Prior to his speech, Trump cleared the conference's straw poll — which CPAC says 2,000 attendees completed — with 62% of the vote. DeSantis, thought of as Trump's most formidable rival in part due to his history of fundraising and rankings in early polls on the primary, was second with 20% of the vote.
The event, which usually attracts a number of presidential hopefuls beginning to launch their campaigns, featured only the other two candidates who have declared their candidacy, Haley, and biotech entrepreneur Vivek Ramaswamy. Among the major GOP figures mulling a bid, only former Secretary of State Mike Pompeo addressed the conference. Several of them skipped out on CPAC and instead appeared at a donor retreat in Palm Beach, Florida, hosted by the conservative group Club for Growth.
The absence of the other possible contenders did not escape Trump's notice. He posted on Truth Social Thursday, "The only reason certain 'candidates' won't be going to CPAC is because the crowds have no interest in anything they have to say. They've heard it all before, and don't want to hear it again."
The conference was filled with Trump allies and his former administration officials, both on the speaking lineup on the main stage, and in the numerous conservative media booths that line the hallways.
Before his keynote speech, Trump gave remarks to a private gathering at the conference with VIP donors and Republican figures, such as Lake, Rep. Marjorie Taylor Greene of Georgia and conservative commentator and lawyer Mark Levin.
From outside the room, he was heard saying he gets a subpoena "every time I fly over a blue state."

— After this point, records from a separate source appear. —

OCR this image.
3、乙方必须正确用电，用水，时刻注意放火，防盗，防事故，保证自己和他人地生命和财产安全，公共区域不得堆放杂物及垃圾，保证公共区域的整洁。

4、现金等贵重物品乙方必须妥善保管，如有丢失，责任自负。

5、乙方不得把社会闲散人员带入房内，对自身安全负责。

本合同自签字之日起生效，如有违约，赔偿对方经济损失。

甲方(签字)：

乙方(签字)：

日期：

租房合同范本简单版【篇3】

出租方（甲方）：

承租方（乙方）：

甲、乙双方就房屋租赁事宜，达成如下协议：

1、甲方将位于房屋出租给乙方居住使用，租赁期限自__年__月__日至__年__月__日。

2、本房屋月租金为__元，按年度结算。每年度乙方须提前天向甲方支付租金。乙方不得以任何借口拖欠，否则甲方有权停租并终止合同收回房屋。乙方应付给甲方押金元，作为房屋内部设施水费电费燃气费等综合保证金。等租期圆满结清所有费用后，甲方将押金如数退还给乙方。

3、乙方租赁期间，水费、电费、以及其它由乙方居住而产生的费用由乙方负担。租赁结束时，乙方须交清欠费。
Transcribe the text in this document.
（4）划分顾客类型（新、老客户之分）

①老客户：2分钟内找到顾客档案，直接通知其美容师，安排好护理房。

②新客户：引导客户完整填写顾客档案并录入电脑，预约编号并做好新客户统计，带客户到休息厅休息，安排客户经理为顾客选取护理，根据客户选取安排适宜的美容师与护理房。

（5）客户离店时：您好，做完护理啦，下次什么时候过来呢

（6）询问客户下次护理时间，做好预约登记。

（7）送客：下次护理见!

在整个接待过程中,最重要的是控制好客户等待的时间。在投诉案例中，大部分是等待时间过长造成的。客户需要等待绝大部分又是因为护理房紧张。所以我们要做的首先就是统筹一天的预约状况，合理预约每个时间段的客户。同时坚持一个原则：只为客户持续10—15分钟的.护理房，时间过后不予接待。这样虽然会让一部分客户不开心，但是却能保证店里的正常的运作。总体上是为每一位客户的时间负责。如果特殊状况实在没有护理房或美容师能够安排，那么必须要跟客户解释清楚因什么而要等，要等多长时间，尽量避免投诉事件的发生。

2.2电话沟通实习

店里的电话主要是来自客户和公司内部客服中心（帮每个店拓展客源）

Greene, who has already announced she's backing Trump, took questions from reporters Friday during which she criticized or dismissed Trump's official and potential presidential primary opponents, such as Haley or Florida Gov. Ron DeSantis, who did not attend the conference.
"It's nice that they're running, but they're not going to win," Greene predicted when she was asked about the Republican politicians who opted not to attend the conference.
Though he hasn't announced an official 2024 campaign yet, DeSantis is considered Trump's biggest threat in a primary. Trump and his campaign have already gone on the attack against the Florida governor he endorsed in 2018, regularly referring to him as "Ron DeSanctimonious" and running Facebook ads showing a photo of DeSantis and Trump with the caption: "Pictured: An Apprentice Learning from the Master."
DeSantis has glossed over Trump's criticism, and in a recent Fox News interview pointed to Trump's 2018 support for him.
"Then I win a big victory and all of a sudden, you know, he had different opinions, and so you can take that for what it's worth," DeSantis told Fox News on Tuesday..
"I mean, he's obviously a big, big fish, but I get attacked all the time from every different angle and you either put points on the board or you don't. And so I just focus on delivering the wins. And I think we've done a pretty good job of following through on our promises," DeSantis added.
Haley, who spoke at CPAC on Friday and was greeted with chants of "Trump! Trump! Trump!" by his supporters as she was leaving the conference, took some shots at the former president during her remarks to the Club for Growth donor retreat on Saturday.
"The last two Republican presidents added more than $10 trillion to the national debt. Think about that. A third of our debt happened under just two Republicans," said Haley, who has argued she represents the generational change needed for the party. "If we nominate another big spender in 2024, we're going to lose."
Laura Thilman, a Republican voter from Arizona, said while "it's way too early" to pick a presidential primary candidate, she'd vote for Trump "if I had to vote today."